If you suspect that you have an ulcer, immediately contact your doctor. Untreated cases of ulcer can lead to more serious complications such as bleeding in the digestive system or a hole in the duodenum/stomach wall.

How do Doctors Diagnose Ulcers?

Medical history is the primary tool of doctors. They based on patient’s symptoms, past health, family health, and any medications to diagnose an ulcer. But aside from this method, they do physical examination by either of the two techniques:

  • Upper Gastrointestinal (GI) Series. The test is like an x-ray type of examination in the stomach, esophagus, and duodenum. The doctor will give the patient a whitish liquid called barium to drink. He or she will drink the barium while getting an x-ray. If an ulcer exists, the x-ray will show it.
  • Endoscopy. In this test, the doctor uses a skinny lighted tube with a special camera on the end, called an endoscope, to see the inside lining of the digestive tract. Before the whole endoscopy procedure, a patient will be given anesthesia and will have no memory of it. The doctor will insert the endoscope into the throat down into the esophagus, and finally into the stomach and duodenum. He or she will be able to observe the inner lining of the organs on a screen and can even take pictures. Doctors can also get a sample of tissue to test for H. pylori bacteria.

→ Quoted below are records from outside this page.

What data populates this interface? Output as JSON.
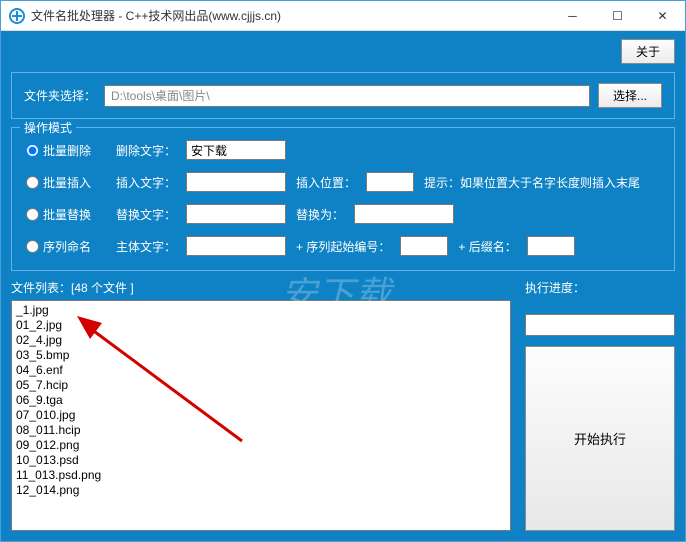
{
  "titlebar": {
    "title": "文件名批处理器 - C++技术网出品(www.cjjjs.cn)"
  },
  "about_label": "关于",
  "folder": {
    "label": "文件夹选择：",
    "path": "D:\\tools\\桌面\\图片\\",
    "browse_label": "选择..."
  },
  "mode": {
    "legend": "操作模式",
    "delete": {
      "radio": "批量删除",
      "label": "删除文字：",
      "value": "安下载"
    },
    "insert": {
      "radio": "批量插入",
      "label": "插入文字：",
      "pos_label": "插入位置：",
      "hint": "提示：如果位置大于名字长度则插入末尾"
    },
    "replace": {
      "radio": "批量替换",
      "label": "替换文字：",
      "to_label": "替换为："
    },
    "sequence": {
      "radio": "序列命名",
      "label": "主体文字：",
      "start_label": "+ 序列起始编号：",
      "suffix_label": "+ 后缀名："
    }
  },
  "filelist": {
    "label_prefix": "文件列表：[",
    "count": "48",
    "label_suffix": " 个文件 ]",
    "items": [
      "_1.jpg",
      "01_2.jpg",
      "02_4.jpg",
      "03_5.bmp",
      "04_6.enf",
      "05_7.hcip",
      "06_9.tga",
      "07_010.jpg",
      "08_011.hcip",
      "09_012.png",
      "10_013.psd",
      "11_013.psd.png",
      "12_014.png"
    ]
  },
  "progress_label": "执行进度：",
  "start_label": "开始执行",
  "watermark": "安下载 anxz.com"
}
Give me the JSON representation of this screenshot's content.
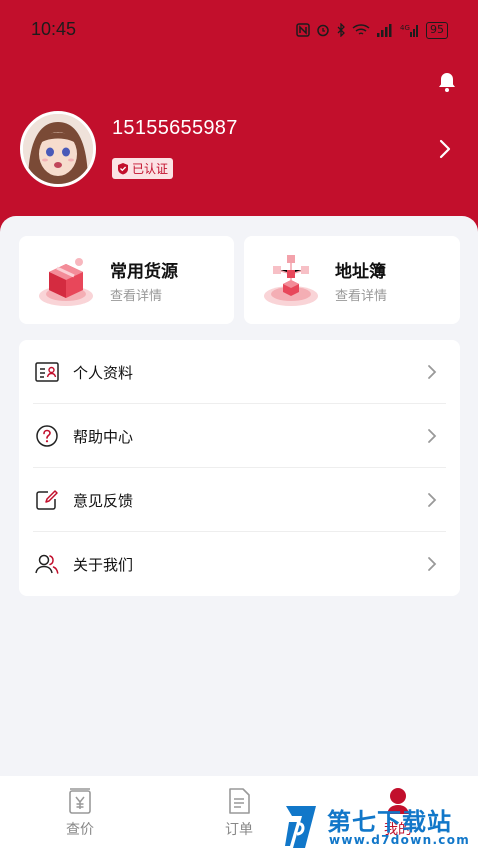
{
  "status_bar": {
    "time": "10:45",
    "battery": "95"
  },
  "profile": {
    "phone": "15155655987",
    "verified_label": "已认证"
  },
  "cards": [
    {
      "title": "常用货源",
      "subtitle": "查看详情",
      "icon": "box-icon"
    },
    {
      "title": "地址簿",
      "subtitle": "查看详情",
      "icon": "network-icon"
    }
  ],
  "menu": [
    {
      "label": "个人资料",
      "icon": "id-card-icon"
    },
    {
      "label": "帮助中心",
      "icon": "help-icon"
    },
    {
      "label": "意见反馈",
      "icon": "edit-icon"
    },
    {
      "label": "关于我们",
      "icon": "users-icon"
    }
  ],
  "tabbar": [
    {
      "label": "查价",
      "icon": "price-icon",
      "active": false
    },
    {
      "label": "订单",
      "icon": "document-icon",
      "active": false
    },
    {
      "label": "我的",
      "icon": "profile-icon",
      "active": true
    }
  ],
  "watermark": {
    "text": "第七下载站",
    "url": "www.d7down.com"
  },
  "colors": {
    "brand": "#c20f2c",
    "background": "#f3f4f8",
    "watermark": "#1177c9"
  }
}
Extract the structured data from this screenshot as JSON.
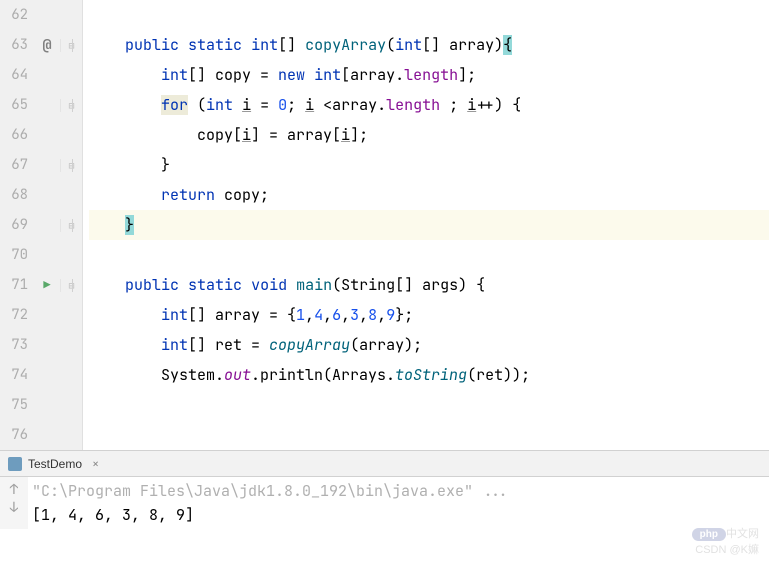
{
  "lines": {
    "62": "",
    "63_pre": "    ",
    "63_kw1": "public",
    "63_sp1": " ",
    "63_kw2": "static",
    "63_sp2": " ",
    "63_kw3": "int",
    "63_txt1": "[] ",
    "63_method": "copyArray",
    "63_txt2": "(",
    "63_kw4": "int",
    "63_txt3": "[] array)",
    "63_brace": "{",
    "64_pre": "        ",
    "64_kw1": "int",
    "64_txt1": "[] copy = ",
    "64_kw2": "new",
    "64_sp": " ",
    "64_kw3": "int",
    "64_txt2": "[array.",
    "64_field": "length",
    "64_txt3": "];",
    "65_pre": "        ",
    "65_for": "for",
    "65_txt1": " (",
    "65_kw1": "int",
    "65_sp": " ",
    "65_var1": "i",
    "65_txt2": " = ",
    "65_num1": "0",
    "65_txt3": "; ",
    "65_var2": "i",
    "65_txt4": " <array.",
    "65_field": "length",
    "65_txt5": " ; ",
    "65_var3": "i",
    "65_txt6": "++) {",
    "66_pre": "            copy[",
    "66_var1": "i",
    "66_txt1": "] = array[",
    "66_var2": "i",
    "66_txt2": "];",
    "67": "        }",
    "68_pre": "        ",
    "68_kw": "return",
    "68_txt": " copy;",
    "69_pre": "    ",
    "69_brace": "}",
    "70": "",
    "71_pre": "    ",
    "71_kw1": "public",
    "71_sp1": " ",
    "71_kw2": "static",
    "71_sp2": " ",
    "71_kw3": "void",
    "71_sp3": " ",
    "71_method": "main",
    "71_txt1": "(String[] args) {",
    "72_pre": "        ",
    "72_kw1": "int",
    "72_txt1": "[] array = {",
    "72_n1": "1",
    "72_c1": ",",
    "72_n2": "4",
    "72_c2": ",",
    "72_n3": "6",
    "72_c3": ",",
    "72_n4": "3",
    "72_c4": ",",
    "72_n5": "8",
    "72_c5": ",",
    "72_n6": "9",
    "72_txt2": "};",
    "73_pre": "        ",
    "73_kw1": "int",
    "73_txt1": "[] ret = ",
    "73_call": "copyArray",
    "73_txt2": "(array);",
    "74_pre": "        System.",
    "74_out": "out",
    "74_txt1": ".println(Arrays.",
    "74_tostr": "toString",
    "74_txt2": "(ret));",
    "75": "",
    "76": ""
  },
  "lineNums": [
    "62",
    "63",
    "64",
    "65",
    "66",
    "67",
    "68",
    "69",
    "70",
    "71",
    "72",
    "73",
    "74",
    "75",
    "76"
  ],
  "gutterIcons": {
    "at": "@",
    "run": "▶"
  },
  "console": {
    "tabName": "TestDemo",
    "closeIcon": "×",
    "cmd": "\"C:\\Program Files\\Java\\jdk1.8.0_192\\bin\\java.exe\" ...",
    "output": "[1, 4, 6, 3, 8, 9]",
    "arrowUp": "↑",
    "arrowDown": "↓"
  },
  "watermark": {
    "logo": "php",
    "text": "中文网",
    "credit": "CSDN @K嫲"
  }
}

Doctors can also detect the presence of H. pylori through a blood test or test in a patient’s bowel movement and breath.

How is Ulcer Treated?

Fortunately, ulcers are treatable. A patient can be given a combination of medication:

  • Usually, patients are required to take two antibiotics every day for about two weeks to kill the H. pylori.

Antacids are also given for 2 months of medication or longer to decrease the amount of stomach acid. Antacid can also help in healing the ulcer by protecting the lining of the stomach.